Déforestation en Amazonie : "Les consommateurs sont complices malgré eux", selon le député Matthieu Orphelin, signataire d'une tribune

"On n'a pas conscience que ce que l'on mange a une incidence sur la déforestation", a expliqué Matthieu Orphelin sur franceinfo.

Le député Matthieu Orphelin, le 23 avril 2019.
Le député Matthieu Orphelin, le 23 avril 2019. (FRANCK DUBRAY / MAXPPP)
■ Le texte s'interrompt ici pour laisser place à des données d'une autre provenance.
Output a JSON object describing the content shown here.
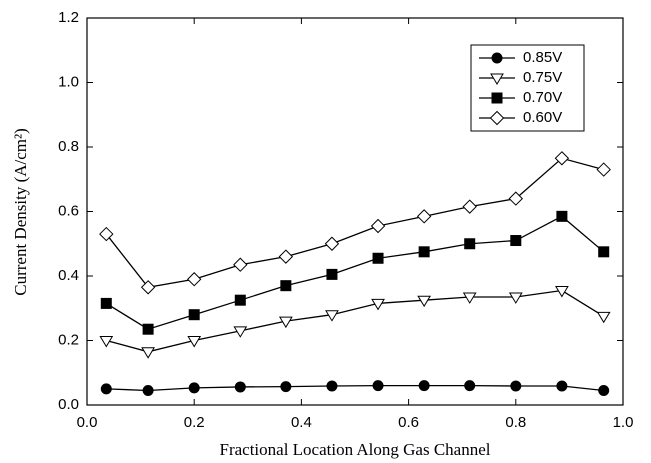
{
  "chart_data": {
    "type": "line",
    "xlabel": "Fractional Location Along Gas Channel",
    "ylabel": "Current Density (A/cm²)",
    "x": [
      0.036,
      0.114,
      0.2,
      0.286,
      0.371,
      0.457,
      0.543,
      0.629,
      0.714,
      0.8,
      0.886,
      0.964
    ],
    "series": [
      {
        "name": "0.85V",
        "color": "#000000",
        "marker": "circle",
        "values": [
          0.05,
          0.045,
          0.053,
          0.056,
          0.057,
          0.059,
          0.06,
          0.06,
          0.06,
          0.059,
          0.059,
          0.045
        ]
      },
      {
        "name": "0.75V",
        "color": "#000000",
        "marker": "triangle-down-open",
        "values": [
          0.2,
          0.165,
          0.2,
          0.23,
          0.26,
          0.28,
          0.315,
          0.325,
          0.335,
          0.335,
          0.355,
          0.275
        ]
      },
      {
        "name": "0.70V",
        "color": "#000000",
        "marker": "square",
        "values": [
          0.315,
          0.235,
          0.28,
          0.325,
          0.37,
          0.405,
          0.455,
          0.475,
          0.5,
          0.51,
          0.585,
          0.475
        ]
      },
      {
        "name": "0.60V",
        "color": "#000000",
        "marker": "diamond-open",
        "values": [
          0.53,
          0.365,
          0.39,
          0.435,
          0.46,
          0.5,
          0.555,
          0.585,
          0.615,
          0.64,
          0.765,
          0.73
        ]
      }
    ],
    "xlim": [
      0,
      1
    ],
    "ylim": [
      0,
      1.2
    ],
    "xticks": [
      {
        "value": 0,
        "label": "0.0"
      },
      0.2,
      0.4,
      0.6,
      0.8,
      {
        "value": 1,
        "label": "1.0"
      }
    ],
    "yticks": [
      {
        "value": 0,
        "label": "0.0"
      },
      0.2,
      0.4,
      0.6,
      0.8,
      {
        "value": 1,
        "label": "1.0"
      },
      0.2,
      {
        "value": 1.2,
        "label": "1.2"
      }
    ],
    "legend": "upper-right"
  }
}
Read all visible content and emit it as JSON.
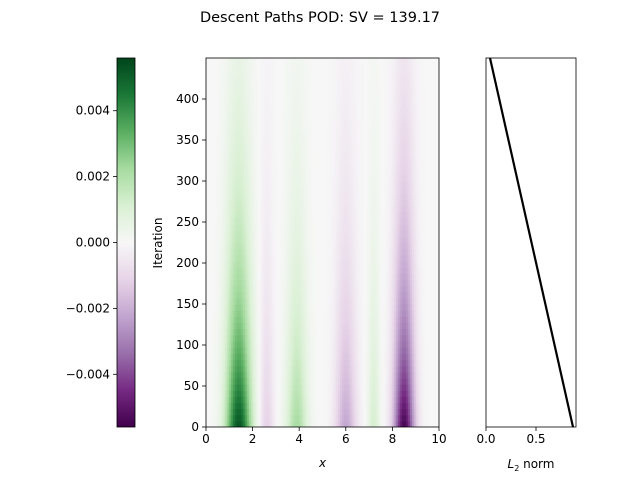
{
  "chart_data": [
    {
      "type": "heatmap",
      "title": "Descent Paths POD: SV = 139.17",
      "xlabel": "x",
      "ylabel": "Iteration",
      "xlim": [
        0,
        10
      ],
      "ylim": [
        0,
        450
      ],
      "x_ticks": [
        "0",
        "2",
        "4",
        "6",
        "8",
        "10"
      ],
      "y_ticks": [
        "0",
        "50",
        "100",
        "150",
        "200",
        "250",
        "300",
        "350",
        "400"
      ],
      "colormap": "PRGn",
      "value_range": [
        -0.0056,
        0.0056
      ],
      "bands": [
        {
          "x_center": 1.4,
          "width": 0.55,
          "peak": 0.0053
        },
        {
          "x_center": 2.6,
          "width": 0.3,
          "peak": -0.0012
        },
        {
          "x_center": 3.9,
          "width": 0.45,
          "peak": 0.0022
        },
        {
          "x_center": 6.0,
          "width": 0.45,
          "peak": -0.0022
        },
        {
          "x_center": 7.2,
          "width": 0.25,
          "peak": 0.0012
        },
        {
          "x_center": 8.5,
          "width": 0.45,
          "peak": -0.0055
        }
      ],
      "decay_scale_iterations": 200
    },
    {
      "type": "bar",
      "title": "",
      "colormap": "PRGn",
      "ticks": [
        "0.004",
        "0.002",
        "0.000",
        "−0.002",
        "−0.004"
      ],
      "tick_values": [
        0.004,
        0.002,
        0.0,
        -0.002,
        -0.004
      ],
      "range": [
        -0.0056,
        0.0056
      ]
    },
    {
      "type": "line",
      "title": "",
      "xlabel_prefix": "L",
      "xlabel_sub": "2",
      "xlabel_suffix": " norm",
      "xlim": [
        0,
        0.9
      ],
      "ylim": [
        0,
        450
      ],
      "x_ticks": [
        "0.0",
        "0.5"
      ],
      "x": [
        0.04,
        0.87
      ],
      "y": [
        450,
        0
      ],
      "color": "#000000"
    }
  ],
  "colors": {
    "pos_dark": "#00441b",
    "neg_dark": "#40004b",
    "mid": "#f7f7f7"
  }
}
Avec 45 députés et 17 ONG, Matthieu Orphelin demande "l’élaboration d’une loi garantissant qu’aucun produit issu de la déforestation, de la conversion d’écosystèmes naturels n’entre sur le marché commun". Le député ex-LREM de la 1re circonscription du Maine-et-Loire, a cosigné une tribune publiée dimanche 1er septembre dans le Journal du Dimanche. Invité de franceinfo, l'élu a affirmé que "les consommateurs sont malgré eux complices de la déforestation" de l'Amazonie.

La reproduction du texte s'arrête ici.